CFD Investigations on Drag Reduction due to Cavitator Heads on Supercavitating Bodies

From the incompressible Bernoulli’s energy conservation equation it can be shown, that the static pressure decreases along a streamline with increasing velocity. If the static pressure drops below the saturation vapour pressure of the water, a phase transition from the liquid phase to the gas phase occurs and a cavitation bubble is formed. This usually happens at the tip of the diving body and can be controlled with a properly designed cavitator head. In this cavitation bubble, the friction drag of the body is significantly reduced. But on the other hand, the pressure drag can be increased due to the larger flow detachment at the afterbody due to the supercavitating bubble.

Thus, the cavitation bubble has to be carefully designed, so that only a thin air film is at the body skin reducing the friction drag but having no significant impact on the pressure drag. This can be carefully designed by using a cavitator, which is placed at the tip of the body.

In the present study, a supercavitating elliptical body was investigated, using the commercial CFD Solver Star‑CCM+. For the the study the Reynolds Averaged Navier-Stokes Equation was solved using the k-ω turbulence model. The cavitation model that was used is the Schnerr-Sauer model.  The shape of the elliptical bodies was designed according to the empirical formula of Reichardt, which is almost an ellipse where the ratio of the semi-axes of the quasi-ellipse is given as a function of the cavitation number. The present studies include investigations without a cavitator at the tip and with a flat, round and conical cavitator head design at the tip. For the conical cavitator head design, different cone angles were investigated. The effect of the size of the cavitator heads was also investigated.. For this, different ratios of the cavitator head to the body diameter were simulated. Because the occurrence of cavitation depends on the static pressure, also the influence of the increasing hydrostatic pressure with increasing water depth was investigated. Furthermore, the different designs were simulated for various Reynolds numbers.

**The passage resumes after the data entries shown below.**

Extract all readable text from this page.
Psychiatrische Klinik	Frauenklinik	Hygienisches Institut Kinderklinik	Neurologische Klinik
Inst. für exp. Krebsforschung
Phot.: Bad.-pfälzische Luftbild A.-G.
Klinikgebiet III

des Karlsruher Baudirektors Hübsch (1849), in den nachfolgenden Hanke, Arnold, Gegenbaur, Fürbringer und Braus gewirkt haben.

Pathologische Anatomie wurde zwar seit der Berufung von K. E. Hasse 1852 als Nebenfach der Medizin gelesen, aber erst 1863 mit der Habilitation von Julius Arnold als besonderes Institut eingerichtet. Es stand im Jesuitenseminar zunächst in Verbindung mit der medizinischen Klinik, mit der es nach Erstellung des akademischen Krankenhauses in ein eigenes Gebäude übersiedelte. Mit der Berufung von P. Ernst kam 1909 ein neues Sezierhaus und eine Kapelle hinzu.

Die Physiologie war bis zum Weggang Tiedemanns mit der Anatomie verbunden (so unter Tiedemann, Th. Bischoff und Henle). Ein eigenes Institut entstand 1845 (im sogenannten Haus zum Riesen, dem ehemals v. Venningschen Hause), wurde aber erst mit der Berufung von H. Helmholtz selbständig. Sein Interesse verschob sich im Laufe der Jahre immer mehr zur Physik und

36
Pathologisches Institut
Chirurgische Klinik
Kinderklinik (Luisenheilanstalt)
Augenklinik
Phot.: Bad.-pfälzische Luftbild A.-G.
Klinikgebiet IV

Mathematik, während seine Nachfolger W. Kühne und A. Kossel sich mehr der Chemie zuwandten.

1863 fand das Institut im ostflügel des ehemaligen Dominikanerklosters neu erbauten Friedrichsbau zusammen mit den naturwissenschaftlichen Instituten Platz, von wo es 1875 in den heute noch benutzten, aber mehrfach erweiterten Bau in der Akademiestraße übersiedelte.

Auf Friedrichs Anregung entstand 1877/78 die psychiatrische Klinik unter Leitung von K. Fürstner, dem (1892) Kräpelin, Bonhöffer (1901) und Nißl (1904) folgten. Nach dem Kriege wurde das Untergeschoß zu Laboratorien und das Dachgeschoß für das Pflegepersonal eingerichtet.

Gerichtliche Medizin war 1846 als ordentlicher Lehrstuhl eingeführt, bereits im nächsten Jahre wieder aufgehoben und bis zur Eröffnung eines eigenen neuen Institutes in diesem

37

For all studies, the drag coefficient was evaluated. For better understanding the drag coefficient is split into two parts, the friction drag coefficient and the pressure drag coefficient. The results are shown in dependency of the dimensionless Reynolds number and the cavitation number. In the simulations, the Reynolds number was changed by increasing the velocity and the cavitation number was changed by increasing the water depth.